One way to implement adaptive software is to allocate resources dynamically during run-time rather than statically at design time. Design of adaptive software and adaptive execution of processes are key factors that improve versatility of software and decrease maintenance costs. In this chapter we study the development of adaptive software focusing on a design strategy for the implementation of parallel media servers with an adaptable behaviour. This strategy makes the timing properties and the quality of presentation of a set of media streams predictable. The proposed adaptive scheduling approach exploits the performance of parallel environments and seems a promising method that brings the advantages of parallel computation in media servers. The proposed mechanism provides deterministic service for both Constant Bit Rate (CBR) and Variable Bit Rate (VBR) streams. We present an efficient placement strategy for data frames as well as an adaptability strategy that allows appropriate frames to be dropped without sacrificing the ability to present multimedia applications predictably in time.

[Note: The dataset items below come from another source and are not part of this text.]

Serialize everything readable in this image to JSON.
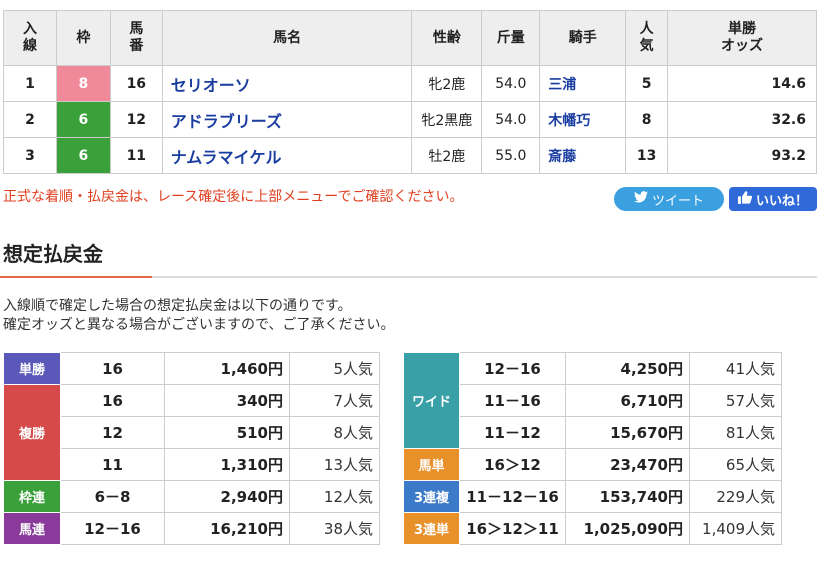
{
  "result_table": {
    "headers": [
      "入\n線",
      "枠",
      "馬\n番",
      "馬名",
      "性齢",
      "斤量",
      "騎手",
      "人\n気",
      "単勝\nオッズ"
    ],
    "rows": [
      {
        "pos": "1",
        "waku": "8",
        "waku_color": "#f08a9a",
        "umaban": "16",
        "name": "セリオーソ",
        "sexage": "牝2鹿",
        "weight": "54.0",
        "jockey": "三浦",
        "pop": "5",
        "odds": "14.6"
      },
      {
        "pos": "2",
        "waku": "6",
        "waku_color": "#3aa13a",
        "umaban": "12",
        "name": "アドラブリーズ",
        "sexage": "牝2黒鹿",
        "weight": "54.0",
        "jockey": "木幡巧",
        "pop": "8",
        "odds": "32.6"
      },
      {
        "pos": "3",
        "waku": "6",
        "waku_color": "#3aa13a",
        "umaban": "11",
        "name": "ナムラマイケル",
        "sexage": "牡2鹿",
        "weight": "55.0",
        "jockey": "斎藤",
        "pop": "13",
        "odds": "93.2"
      }
    ]
  },
  "notice": "正式な着順・払戻金は、レース確定後に上部メニューでご確認ください。",
  "sns": {
    "tweet_label": "ツイート",
    "like_label": "いいね！"
  },
  "section": {
    "title": "想定払戻金",
    "desc_line1": "入線順で確定した場合の想定払戻金は以下の通りです。",
    "desc_line2": "確定オッズと異なる場合がございますので、ご了承ください。"
  },
  "payouts_left": [
    {
      "label": "単勝",
      "color": "#5a58b8",
      "rows": [
        {
          "comb": "16",
          "amount": "1,460円",
          "pop": "5人気"
        }
      ]
    },
    {
      "label": "複勝",
      "color": "#d64a4a",
      "rows": [
        {
          "comb": "16",
          "amount": "340円",
          "pop": "7人気"
        },
        {
          "comb": "12",
          "amount": "510円",
          "pop": "8人気"
        },
        {
          "comb": "11",
          "amount": "1,310円",
          "pop": "13人気"
        }
      ]
    },
    {
      "label": "枠連",
      "color": "#3aa13a",
      "rows": [
        {
          "comb": "6－8",
          "amount": "2,940円",
          "pop": "12人気"
        }
      ]
    },
    {
      "label": "馬連",
      "color": "#8a3a9a",
      "rows": [
        {
          "comb": "12－16",
          "amount": "16,210円",
          "pop": "38人気"
        }
      ]
    }
  ],
  "payouts_right": [
    {
      "label": "ワイド",
      "color": "#3aa0a8",
      "rows": [
        {
          "comb": "12－16",
          "amount": "4,250円",
          "pop": "41人気"
        },
        {
          "comb": "11－16",
          "amount": "6,710円",
          "pop": "57人気"
        },
        {
          "comb": "11－12",
          "amount": "15,670円",
          "pop": "81人気"
        }
      ]
    },
    {
      "label": "馬単",
      "color": "#e8902a",
      "rows": [
        {
          "comb": "16＞12",
          "amount": "23,470円",
          "pop": "65人気"
        }
      ]
    },
    {
      "label": "3連複",
      "color": "#3a7ac8",
      "rows": [
        {
          "comb": "11－12－16",
          "amount": "153,740円",
          "pop": "229人気"
        }
      ]
    },
    {
      "label": "3連単",
      "color": "#e8902a",
      "rows": [
        {
          "comb": "16＞12＞11",
          "amount": "1,025,090円",
          "pop": "1,409人気"
        }
      ]
    }
  ]
}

One common server architecture is the single processing model. However, this single processor server model has its limitations like performance, scalability, low transfer rate and low capacity. Recently, much research has been made on the topic of parallel systems in the community of parallel computing. In order to design a general purpose architecture which can be adapted to the current user requirements, a scalable parallel multimedia server shall be designed.
We will use the traditional model for a parallel media server previously described in (Wu & Shu, 1996; Jadav et al., 1997b). In that architecture there exist three kinds of nodes: storage nodes, delivery nodes and one control node (see Figure 1). The three kinds of nodes are explained in greater detail below:
The logical model of the parallel media server
Storage nodes are responsible for storing video and audio clips, retrieving requested data blocks and sending them to delivery nodes within a time limit. In addition, partitioned media blocks are wide striped among storage nodes in a round-robin fashion to balance the workload.
Delivery nodes are responsible for serving stream requests that have been previously accepted for service. Their main function is to request the striped data from the storage nodes through the internal interconnection network, re-sequence the packets received if necessary and then send the packets over the wide area network to the clients.